Except…At the start of July, new data on what students who graduated in 2010 are doing now was released by the Higher Education Statistics Agency. First, it shows us that initiative after initiative to try to get more young people into science don’t yet seem to be having much impact. There are some minor changes in graduate numbers, but with the exception of a rise of 5.5 per cent in the number of maths graduates this year, there’s nothing of great significance.
Second, we seem to have an awfully high unemployment rate for science graduates for a nation that apparently doesn’t have enough of them. And, actually, the same goes for PhDs as well.
To give an example, last summer 12,000 psychology students and 10,000 history students graduated (I chose these subjects because they are two of the most popular – psychology is actually the fastest growing in the UK).

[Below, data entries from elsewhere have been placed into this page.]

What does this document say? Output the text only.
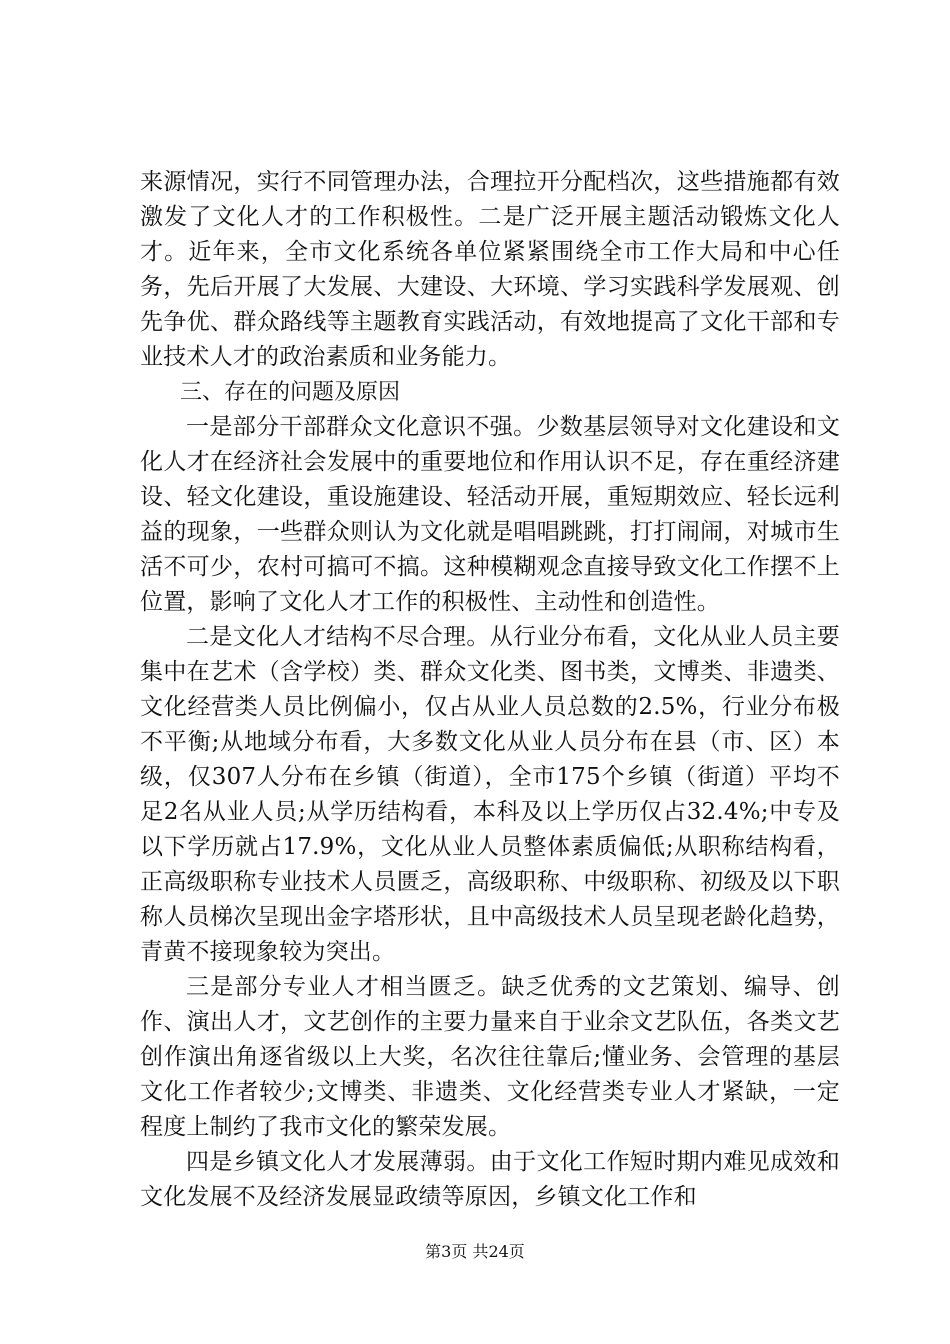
来源情况，实行不同管理办法，合理拉开分配档次，这些措施都有效激发了文化人才的工作积极性。二是广泛开展主题活动锻炼文化人才。近年来，全市文化系统各单位紧紧围绕全市工作大局和中心任务，先后开展了大发展、大建设、大环境、学习实践科学发展观、创先争优、群众路线等主题教育实践活动，有效地提高了文化干部和专业技术人才的政治素质和业务能力。

三、存在的问题及原因

一是部分干部群众文化意识不强。少数基层领导对文化建设和文化人才在经济社会发展中的重要地位和作用认识不足，存在重经济建设、轻文化建设，重设施建设、轻活动开展，重短期效应、轻长远利益的现象，一些群众则认为文化就是唱唱跳跳，打打闹闹，对城市生活不可少，农村可搞可不搞。这种模糊观念直接导致文化工作摆不上位置，影响了文化人才工作的积极性、主动性和创造性。

二是文化人才结构不尽合理。从行业分布看，文化从业人员主要集中在艺术（含学校）类、群众文化类、图书类，文博类、非遗类、文化经营类人员比例偏小，仅占从业人员总数的2.5%，行业分布极不平衡;从地域分布看，大多数文化从业人员分布在县（市、区）本级，仅307人分布在乡镇（街道），全市175个乡镇（街道）平均不足2名从业人员;从学历结构看，本科及以上学历仅占32.4%;中专及以下学历就占17.9%，文化从业人员整体素质偏低;从职称结构看，正高级职称专业技术人员匮乏，高级职称、中级职称、初级及以下职称人员梯次呈现出金字塔形状，且中高级技术人员呈现老龄化趋势，青黄不接现象较为突出。

三是部分专业人才相当匮乏。缺乏优秀的文艺策划、编导、创作、演出人才，文艺创作的主要力量来自于业余文艺队伍，各类文艺创作演出角逐省级以上大奖，名次往往靠后;懂业务、会管理的基层文化工作者较少;文博类、非遗类、文化经营类专业人才紧缺，一定程度上制约了我市文化的繁荣发展。

四是乡镇文化人才发展薄弱。由于文化工作短时期内难见成效和文化发展不及经济发展显政绩等原因，乡镇文化工作和

第3页 共24页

In the same year, only 2200 physics students and 2400 chemistry students graduated (what’s more, I’m a chemistry graduate and my wife a history graduate so it’s a comparison that’s close to my heart). But it was the physics graduates and chemistry graduates who were most likely to be out of work 6 months later.
From the cohort of graduates whose whereabouts were known about, 11 per cent of those physics graduates were still out of work 6 months after graduating, and only 3 per cent were in a job in science. (History and psychology did slightly better, at 8.5 per cent and 8 per cent of graduates unemployed respectively).
This is an issue because these are the figures that will be going onto the websites that the A-level students of the future will be using to check the employment prospects of the courses they’re going to be paying a lot of money for. When they see the outcomes for science courses compared to other subject that aren’t suffering a “shortage”, some of them are going to wonder what on earth the fuss is about.
So, let’s get it out there: Do we really have a shortage of science graduates?
There is an obvious answer, of course: we have a shortage of good science graduates. So, what exactly is the problem with the ones we do have? The CBI members tell us that they are short of “employability skills”. Not technical skills. So, are they suggesting that our science students are spending too much time learning science and not enough time learning business?”